I bid him sit and he crosses his legs on the floor of the cave, his form growing solid enough that I can make out a beak-like nose and thin lips.

“The Nightbringer moves against the human world.” As Rowan speaks, he gestures. The sand on my face, hair, and clothes drifts into a cloud, dropping into a neat pile, leaving me looking marginally more human. “He has enslaved my kind and sworn us to silence, but his plans—”

The king of the sand efrits shudders and I lean forward. Efrits have always struck me as having a sort of malicious mischievousness. But Rowan couldn’t be more serious.

Human world. I think of Laia, of the Blood Shrike, and my curiosity gets the better of me.

“What are his plans? He’s already killing at will.”

“My vows prevent me from sharing his plans, but—”

“That’s convenient,” I say. “Then why mention them?”

“Because my people read the desert winds as the Augurs read their dreams. They see a great commander who—”

“Do they see anything about the Waiting Place?” I ask. Rowan appears taken aback. I suppose kings rarely get interrupted.

“There is rot in the forest and I need to know why. Do your wind prophecies mention it?”

“Nay, Banu al-Mauth. But—”

“If you have nothing to tell me about the Nightbringer’s plans or the Waiting Place,” I say, “then I’m uninterested in what you saw.” I stand, and the efrit, startled, rises as well.

“Please, Banu al-Mauth. You are destined for more than this—”

“Don’t make me sing, Rowan.” I think of a tune someone crooned to me long ago. Efrit, efrit of the sand, a song is more than he can stand. “I have a rubbish voice. Like a cat getting strangled.”

“You will wish—”

“Lady Cassia Slaughter was a wrinkled old hag,” I sing, “but it’s said that her daughter was a mighty fine sha—”

The foul little sea shanty is the first song that comes to me, and before I finish the verse, Rowan howls and disappears, leaving only a cloud of dust in his wake.

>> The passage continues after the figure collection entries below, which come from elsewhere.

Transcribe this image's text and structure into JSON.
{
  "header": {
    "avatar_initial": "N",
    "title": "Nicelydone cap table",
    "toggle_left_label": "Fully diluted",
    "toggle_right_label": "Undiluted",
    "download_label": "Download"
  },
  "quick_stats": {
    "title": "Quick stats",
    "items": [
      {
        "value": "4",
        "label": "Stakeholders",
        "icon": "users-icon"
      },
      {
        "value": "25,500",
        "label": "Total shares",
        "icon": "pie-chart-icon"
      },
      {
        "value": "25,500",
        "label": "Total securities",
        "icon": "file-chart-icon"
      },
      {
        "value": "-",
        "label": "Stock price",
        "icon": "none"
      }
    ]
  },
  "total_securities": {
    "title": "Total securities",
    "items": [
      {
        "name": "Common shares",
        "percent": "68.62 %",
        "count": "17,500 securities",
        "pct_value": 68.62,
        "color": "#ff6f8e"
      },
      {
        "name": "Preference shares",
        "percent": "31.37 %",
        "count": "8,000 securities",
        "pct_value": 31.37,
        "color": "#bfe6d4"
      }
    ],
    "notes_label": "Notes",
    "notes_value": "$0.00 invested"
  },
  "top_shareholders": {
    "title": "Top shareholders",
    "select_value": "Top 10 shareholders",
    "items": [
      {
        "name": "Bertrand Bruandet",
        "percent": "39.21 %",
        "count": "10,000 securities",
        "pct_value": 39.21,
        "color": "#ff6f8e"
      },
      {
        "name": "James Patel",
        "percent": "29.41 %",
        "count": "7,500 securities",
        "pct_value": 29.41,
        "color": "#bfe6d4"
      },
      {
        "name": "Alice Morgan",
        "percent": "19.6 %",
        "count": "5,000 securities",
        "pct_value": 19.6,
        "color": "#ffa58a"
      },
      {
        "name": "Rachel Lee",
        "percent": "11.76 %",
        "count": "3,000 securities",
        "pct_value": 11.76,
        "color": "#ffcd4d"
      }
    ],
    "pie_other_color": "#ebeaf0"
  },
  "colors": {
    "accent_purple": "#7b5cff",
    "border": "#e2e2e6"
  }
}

When the cave is silent again, I turn to my dinner. The efrit was likely a ruse sent by the Nightbringer to distract me from my mission. The creatures cannot be trusted. It was efrits, after all, who tried to kill the Shrike and me during the Trials. Efrits who burned down Shaeva’s cabin.

Still I feel uneasy. What if Rowan wasn’t a ruse? What if I should have heard him out?

For a long time, I do not sleep. I sit by the fire, carving shapes into Laia’s armlet. When I lay my head down, Mauth’s magic finally stirs and smooths the unease away. By the time I wake, the efrit and his warning are forgotten.